Another house reached out to us and asked if we were willing to renew her lease for another year. She’s been there since we purchased the house in 2017, and we’ve never increased her rent. She usually pays rent early and doesn’t ask for anything. The 1% Rule puts us at $660, and we’ve been collecting $850. Since we’ve been lenient on rent increases, I thought it a good idea to re-evaluate her terms. I plugged all the numbers into Mr. ODA’s calculation sheet to see how we were doing since the taxes increased so much on this house. Our cash-on-cash return (which we aim to be at 8-10%) came back at 19.8%. A rent increase for the sake of increasing rent isn’t worth it for such a good tenant, so we agreed to renew her lease for another year at the same rent. She wrote back: “omg thanks so much for the good news!” Happy tenants = good tenants, remember?
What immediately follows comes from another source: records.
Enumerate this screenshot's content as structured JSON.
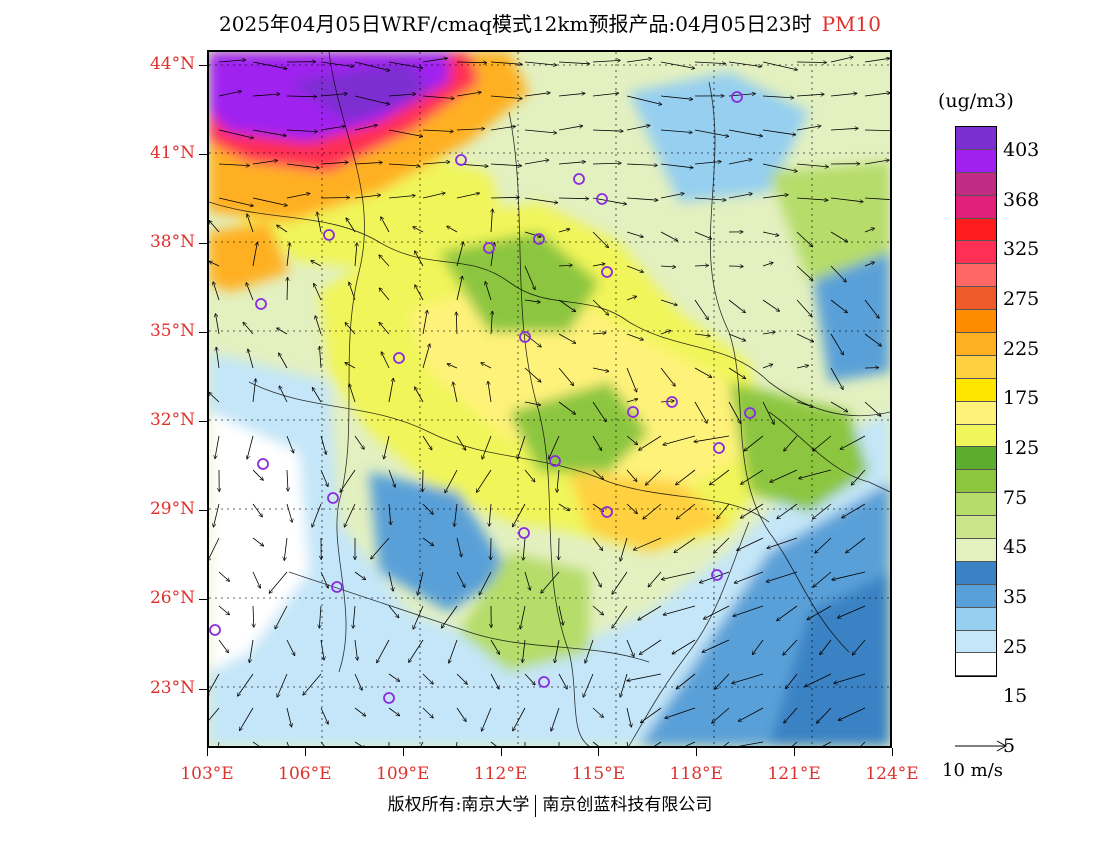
{
  "title": {
    "main": "2025年04月05日WRF/cmaq模式12km预报产品:04月05日23时",
    "product": "PM10"
  },
  "map": {
    "lat_labels": [
      "44°N",
      "41°N",
      "38°N",
      "35°N",
      "32°N",
      "29°N",
      "26°N",
      "23°N"
    ],
    "lon_labels": [
      "103°E",
      "106°E",
      "109°E",
      "112°E",
      "115°E",
      "118°E",
      "121°E",
      "124°E"
    ],
    "lat_values": [
      44,
      41,
      38,
      35,
      32,
      29,
      26,
      23
    ],
    "lon_values": [
      103,
      106,
      109,
      112,
      115,
      118,
      121,
      124
    ],
    "lat_range": [
      21,
      44.5
    ],
    "lon_range": [
      103,
      124
    ],
    "station_color": "#8a2be2",
    "stations_count_visible": 25
  },
  "legend": {
    "unit": "(ug/m3)",
    "colors": [
      "#7b2fd0",
      "#a020f0",
      "#c02c84",
      "#e21f7a",
      "#ff1c1c",
      "#ff2f55",
      "#ff6666",
      "#ef5a2a",
      "#ff8c00",
      "#ffb020",
      "#ffd040",
      "#ffe600",
      "#fff27a",
      "#f0f55a",
      "#5cac2e",
      "#8cc63f",
      "#b6dc6a",
      "#c9e48a",
      "#e3f0c0",
      "#3b82c4",
      "#5aa0d8",
      "#96cff0",
      "#c4e6f8",
      "#ffffff"
    ],
    "labels": [
      "403",
      "368",
      "325",
      "275",
      "225",
      "175",
      "125",
      "75",
      "45",
      "35",
      "25",
      "15",
      "5"
    ]
  },
  "wind_scale": {
    "label": "10 m/s"
  },
  "copyright": {
    "left": "版权所有:南京大学",
    "right": "南京创蓝科技有限公司"
  }
}
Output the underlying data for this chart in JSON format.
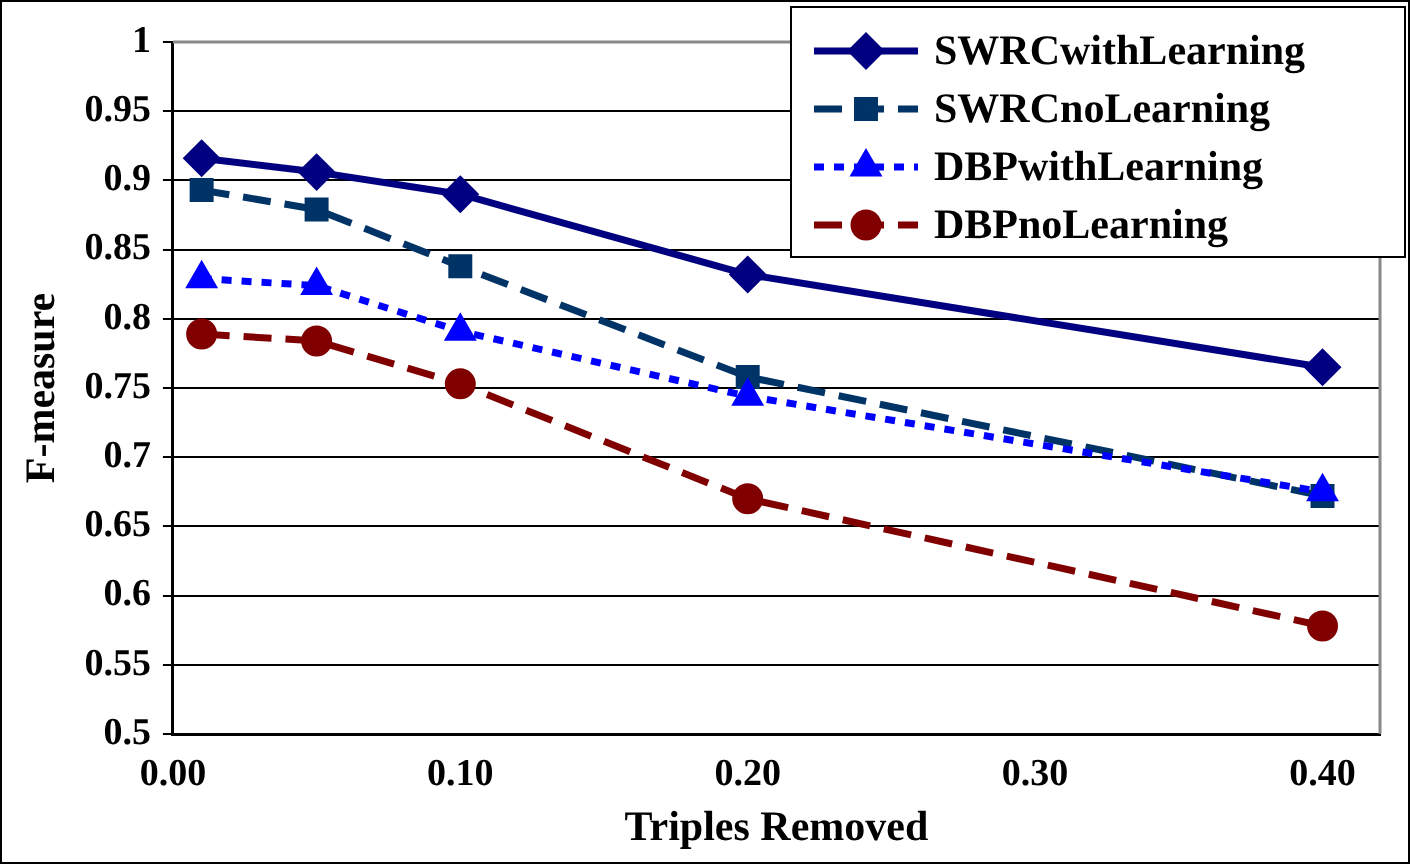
{
  "chart_data": {
    "type": "line",
    "xlabel": "Triples Removed",
    "ylabel": "F-measure",
    "x": [
      0.01,
      0.05,
      0.1,
      0.2,
      0.4
    ],
    "xlim": [
      0,
      0.42
    ],
    "xticks": [
      {
        "value": 0,
        "label": "0.00"
      },
      {
        "value": 0.1,
        "label": "0.10"
      },
      {
        "value": 0.2,
        "label": "0.20"
      },
      {
        "value": 0.3,
        "label": "0.30"
      },
      {
        "value": 0.4,
        "label": "0.40"
      }
    ],
    "ylim": [
      0.5,
      1
    ],
    "yticks": [
      0.5,
      0.55,
      0.6,
      0.65,
      0.7,
      0.75,
      0.8,
      0.85,
      0.9,
      0.95,
      1
    ],
    "grid": "y",
    "legend": "top right",
    "series": [
      {
        "name": "SWRCwithLearning",
        "color": "#000080",
        "values": [
          0.916,
          0.906,
          0.89,
          0.832,
          0.765
        ],
        "marker": "diamond",
        "line_style": "solid"
      },
      {
        "name": "SWRCnoLearning",
        "color": "#003366",
        "values": [
          0.893,
          0.879,
          0.838,
          0.758,
          0.672
        ],
        "marker": "square",
        "line_style": "dashed"
      },
      {
        "name": "DBPwithLearning",
        "color": "#0000ff",
        "values": [
          0.829,
          0.824,
          0.791,
          0.744,
          0.675
        ],
        "marker": "triangle",
        "line_style": "dotted"
      },
      {
        "name": "DBPnoLearning",
        "color": "#800000",
        "values": [
          0.789,
          0.784,
          0.753,
          0.67,
          0.578
        ],
        "marker": "circle",
        "line_style": "dashed"
      }
    ]
  }
}
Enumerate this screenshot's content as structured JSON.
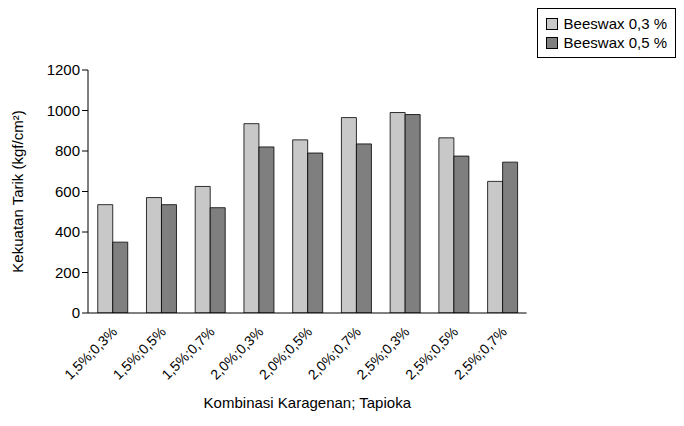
{
  "chart_data": {
    "type": "bar",
    "x_label": "Kombinasi Karagenan; Tapioka",
    "y_label": "Kekuatan Tarik (kgf/cm²)",
    "categories": [
      "1,5%;0,3%",
      "1,5%;0,5%",
      "1,5%;0,7%",
      "2,0%;0,3%",
      "2,0%;0,5%",
      "2,0%;0,7%",
      "2,5%;0,3%",
      "2,5%;0,5%",
      "2,5%;0,7%"
    ],
    "series": [
      {
        "name": "Beeswax 0,3 %",
        "color": "#c8c8c8",
        "values": [
          535,
          570,
          625,
          935,
          855,
          965,
          990,
          865,
          650
        ]
      },
      {
        "name": "Beeswax 0,5 %",
        "color": "#7f7f7f",
        "values": [
          350,
          535,
          520,
          820,
          790,
          835,
          980,
          775,
          745
        ]
      }
    ],
    "ylim": [
      0,
      1200
    ],
    "yticks": [
      0,
      200,
      400,
      600,
      800,
      1000,
      1200
    ],
    "grid": false,
    "legend": "top-right"
  }
}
As for the others that I haven’t mentioned:

  • Two of our houses were put under a two year lease last year, so they didn’t require any action from us this year.
  • We have another house in KY that has a lease ending 7/31 and is under a property manager. We’ll offer a renewal option for them (i.e., we’re not interested in asking them to leave), but we haven’t worked out those details yet. Since we’re very hands off for our KY houses, we don’t know the satisfaction level of those tenants to gauge. Historically, we’ve had trouble renting this unit, costing us long vacancy times, so if we can renew their lease for even the same rent, we’re happy. Plus, having a 7/31 end date starts pushing us closer to the Fall for any future year-long rental agreements.
  • One of the houses that we have with a partner has a difficult tenant. I mention the tenants almost every month in the financial updates because they don’t pay their rent on time, and getting information out of them is like pulling teeth. They’ve rented there long before we owned the property, and their rent has always been $1,300, which is well below market value. We plan on offering them a drastic rent increase and a new lease term (we’re still managing under the previous owner’s lease agreement) in July for their September 30th expiration term.

While we don’t have any houses to turn over, we’re going to get into each house this summer. Since so many of our houses don’t typically have turnover, we don’t get into them as often as we should to make sure things are running correctly (i.e., don’t want small issues to go unnoticed and cost us in the long run). Specifically, we need to make sure that the HVAC filters have all been changed and verify there aren’t any red flags. I plan to give the tenants at least a month’s notice before we enter, so that if there are any maintenance activities they should have been performing, they have time to get it situated. I’ll walk through with our typical move in/out inspection form and note any concerns or areas of interest. I also understand that by being visible, I’m opening myself up to being asked for things that a tenant may not necessarily ask for via email or text, but I’ll cross that bridge when I come to it. For now, we’re just grateful that we have no houses to turn over and no expected loss of rental income for the year thus far!